Dazu kommt, dass das Erforschen der Umgebung schlicht und einfach keinen Spaß macht, da es nicht belohnt wird. Das Spiel ist auf den exakten Lösungsweg verengt; sämtliche andere Aktionen werden ohne („Das geht nicht“) oder mit lächerlichen Begründungen („Ich darf nicht fernsehen“) abgewiesen. Ebenso gibt es keinerlei Möglichkeit Dinge in anderer Reihenfolge zu erledigen. Dies versucht das Spiel noch nicht mal immanent zu begründen: Dem Spieler wird beispielsweise einfach gesagt, er könne noch nicht an den gewünschten Ort gehen, da ihm noch etwas dafür fehle. Was das ist, ergibt sich allerdings weder aus dieser Meldung, noch aus dem Spielfortgang. Eigentlich ist es in Adventures ja üblich, den Spieler einfach zu solchen Orten hingehen zu lassen, um dort dann selbst zu entdecken, was „ihm noch fehlt“...
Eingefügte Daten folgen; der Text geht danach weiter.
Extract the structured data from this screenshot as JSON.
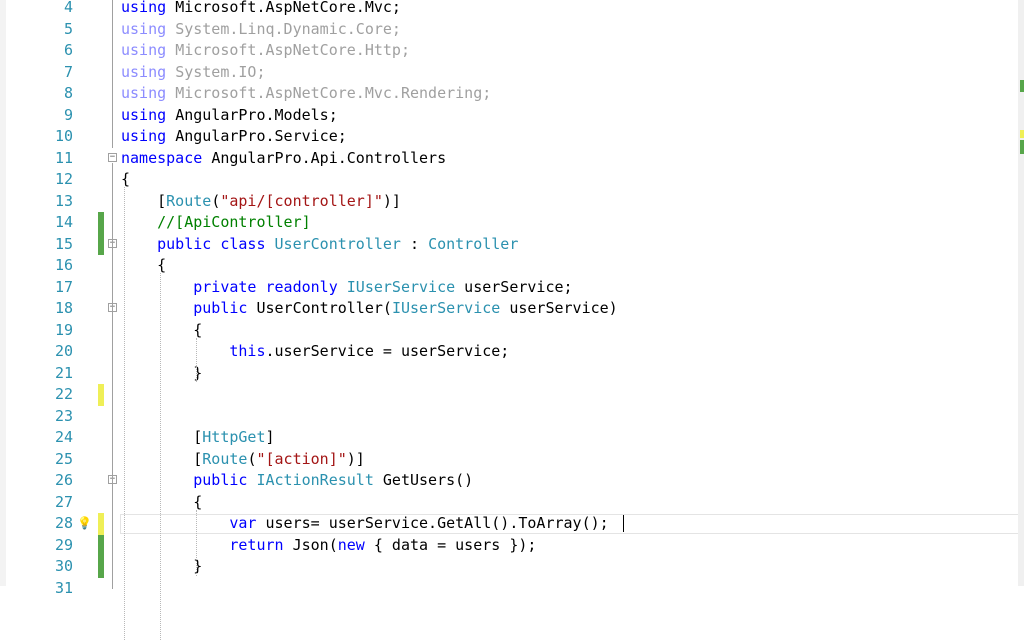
{
  "editor": {
    "lines": [
      {
        "n": "4",
        "marker": "",
        "fold": "",
        "segments": [
          {
            "t": "using ",
            "c": "kw"
          },
          {
            "t": "Microsoft.AspNetCore.Mvc;",
            "c": ""
          }
        ]
      },
      {
        "n": "5",
        "marker": "",
        "fold": "",
        "segments": [
          {
            "t": "using ",
            "c": "grkw"
          },
          {
            "t": "System.Linq.Dynamic.Core;",
            "c": "gr"
          }
        ]
      },
      {
        "n": "6",
        "marker": "",
        "fold": "",
        "segments": [
          {
            "t": "using ",
            "c": "grkw"
          },
          {
            "t": "Microsoft.AspNetCore.Http;",
            "c": "gr"
          }
        ]
      },
      {
        "n": "7",
        "marker": "",
        "fold": "",
        "segments": [
          {
            "t": "using ",
            "c": "grkw"
          },
          {
            "t": "System.IO;",
            "c": "gr"
          }
        ]
      },
      {
        "n": "8",
        "marker": "",
        "fold": "",
        "segments": [
          {
            "t": "using ",
            "c": "grkw"
          },
          {
            "t": "Microsoft.AspNetCore.Mvc.Rendering;",
            "c": "gr"
          }
        ]
      },
      {
        "n": "9",
        "marker": "",
        "fold": "",
        "segments": [
          {
            "t": "using ",
            "c": "kw"
          },
          {
            "t": "AngularPro.Models;",
            "c": ""
          }
        ]
      },
      {
        "n": "10",
        "marker": "",
        "fold": "",
        "segments": [
          {
            "t": "using ",
            "c": "kw"
          },
          {
            "t": "AngularPro.Service;",
            "c": ""
          }
        ]
      },
      {
        "n": "11",
        "marker": "",
        "fold": "minus",
        "segments": [
          {
            "t": "namespace ",
            "c": "kw"
          },
          {
            "t": "AngularPro.Api.Controllers",
            "c": ""
          }
        ]
      },
      {
        "n": "12",
        "marker": "",
        "fold": "",
        "segments": [
          {
            "t": "{",
            "c": ""
          }
        ]
      },
      {
        "n": "13",
        "marker": "",
        "fold": "",
        "segments": [
          {
            "t": "    [",
            "c": ""
          },
          {
            "t": "Route",
            "c": "ty"
          },
          {
            "t": "(",
            "c": ""
          },
          {
            "t": "\"api/[controller]\"",
            "c": "st"
          },
          {
            "t": ")]",
            "c": ""
          }
        ]
      },
      {
        "n": "14",
        "marker": "green",
        "fold": "",
        "segments": [
          {
            "t": "    ",
            "c": ""
          },
          {
            "t": "//[ApiController]",
            "c": "cm"
          }
        ]
      },
      {
        "n": "15",
        "marker": "green",
        "fold": "minus",
        "segments": [
          {
            "t": "    ",
            "c": ""
          },
          {
            "t": "public ",
            "c": "kw"
          },
          {
            "t": "class ",
            "c": "kw"
          },
          {
            "t": "UserController",
            "c": "ty"
          },
          {
            "t": " : ",
            "c": ""
          },
          {
            "t": "Controller",
            "c": "ty"
          }
        ]
      },
      {
        "n": "16",
        "marker": "",
        "fold": "",
        "segments": [
          {
            "t": "    {",
            "c": ""
          }
        ]
      },
      {
        "n": "17",
        "marker": "",
        "fold": "",
        "segments": [
          {
            "t": "        ",
            "c": ""
          },
          {
            "t": "private ",
            "c": "kw"
          },
          {
            "t": "readonly ",
            "c": "kw"
          },
          {
            "t": "IUserService",
            "c": "ty"
          },
          {
            "t": " userService;",
            "c": ""
          }
        ]
      },
      {
        "n": "18",
        "marker": "",
        "fold": "minus",
        "segments": [
          {
            "t": "        ",
            "c": ""
          },
          {
            "t": "public ",
            "c": "kw"
          },
          {
            "t": "UserController(",
            "c": ""
          },
          {
            "t": "IUserService",
            "c": "ty"
          },
          {
            "t": " userService)",
            "c": ""
          }
        ]
      },
      {
        "n": "19",
        "marker": "",
        "fold": "",
        "segments": [
          {
            "t": "        {",
            "c": ""
          }
        ]
      },
      {
        "n": "20",
        "marker": "",
        "fold": "",
        "segments": [
          {
            "t": "            ",
            "c": ""
          },
          {
            "t": "this",
            "c": "kw"
          },
          {
            "t": ".userService = userService;",
            "c": ""
          }
        ]
      },
      {
        "n": "21",
        "marker": "",
        "fold": "",
        "segments": [
          {
            "t": "        }",
            "c": ""
          }
        ]
      },
      {
        "n": "22",
        "marker": "yellow",
        "fold": "",
        "segments": [
          {
            "t": "",
            "c": ""
          }
        ]
      },
      {
        "n": "23",
        "marker": "",
        "fold": "",
        "segments": [
          {
            "t": "",
            "c": ""
          }
        ]
      },
      {
        "n": "24",
        "marker": "",
        "fold": "",
        "segments": [
          {
            "t": "        [",
            "c": ""
          },
          {
            "t": "HttpGet",
            "c": "ty"
          },
          {
            "t": "]",
            "c": ""
          }
        ]
      },
      {
        "n": "25",
        "marker": "",
        "fold": "",
        "segments": [
          {
            "t": "        [",
            "c": ""
          },
          {
            "t": "Route",
            "c": "ty"
          },
          {
            "t": "(",
            "c": ""
          },
          {
            "t": "\"[action]\"",
            "c": "st"
          },
          {
            "t": ")]",
            "c": ""
          }
        ]
      },
      {
        "n": "26",
        "marker": "",
        "fold": "minus",
        "segments": [
          {
            "t": "        ",
            "c": ""
          },
          {
            "t": "public ",
            "c": "kw"
          },
          {
            "t": "IActionResult",
            "c": "ty"
          },
          {
            "t": " GetUsers()",
            "c": ""
          }
        ]
      },
      {
        "n": "27",
        "marker": "",
        "fold": "",
        "segments": [
          {
            "t": "        {",
            "c": ""
          }
        ]
      },
      {
        "n": "28",
        "marker": "yellow",
        "fold": "",
        "bulb": true,
        "current": true,
        "segments": [
          {
            "t": "            ",
            "c": ""
          },
          {
            "t": "var ",
            "c": "kw"
          },
          {
            "t": "users= userService.GetAll().ToArray(); ",
            "c": ""
          }
        ]
      },
      {
        "n": "29",
        "marker": "green",
        "fold": "",
        "segments": [
          {
            "t": "            ",
            "c": ""
          },
          {
            "t": "return ",
            "c": "kw"
          },
          {
            "t": "Json(",
            "c": ""
          },
          {
            "t": "new ",
            "c": "kw"
          },
          {
            "t": "{ data = users });",
            "c": ""
          }
        ]
      },
      {
        "n": "30",
        "marker": "green",
        "fold": "",
        "segments": [
          {
            "t": "        }",
            "c": ""
          }
        ]
      },
      {
        "n": "31",
        "marker": "",
        "fold": "",
        "segments": [
          {
            "t": "",
            "c": ""
          }
        ]
      }
    ]
  },
  "icons": {
    "lightbulb": "lightbulb-icon",
    "fold": "collapse-icon"
  },
  "colors": {
    "keyword": "#0000ff",
    "type": "#2b91af",
    "string": "#a31515",
    "comment": "#008000",
    "changed_saved": "#57a64a",
    "changed_unsaved": "#efef57"
  }
}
Jene totale Linearität rettet das Spiel jedoch nicht vor diversen Bugs. So kommt man eben manchmal doch weiter, ohne etwas Bestimmtes gemacht zu haben - findet sich dann später aber in einer (nicht vom Spiel kommunizierten) Sackgasse wieder. Manchmal kann man Räume überhaupt nicht mehr verlassen, obwohl ein Ausgang sichtbar ist. Und so weiter.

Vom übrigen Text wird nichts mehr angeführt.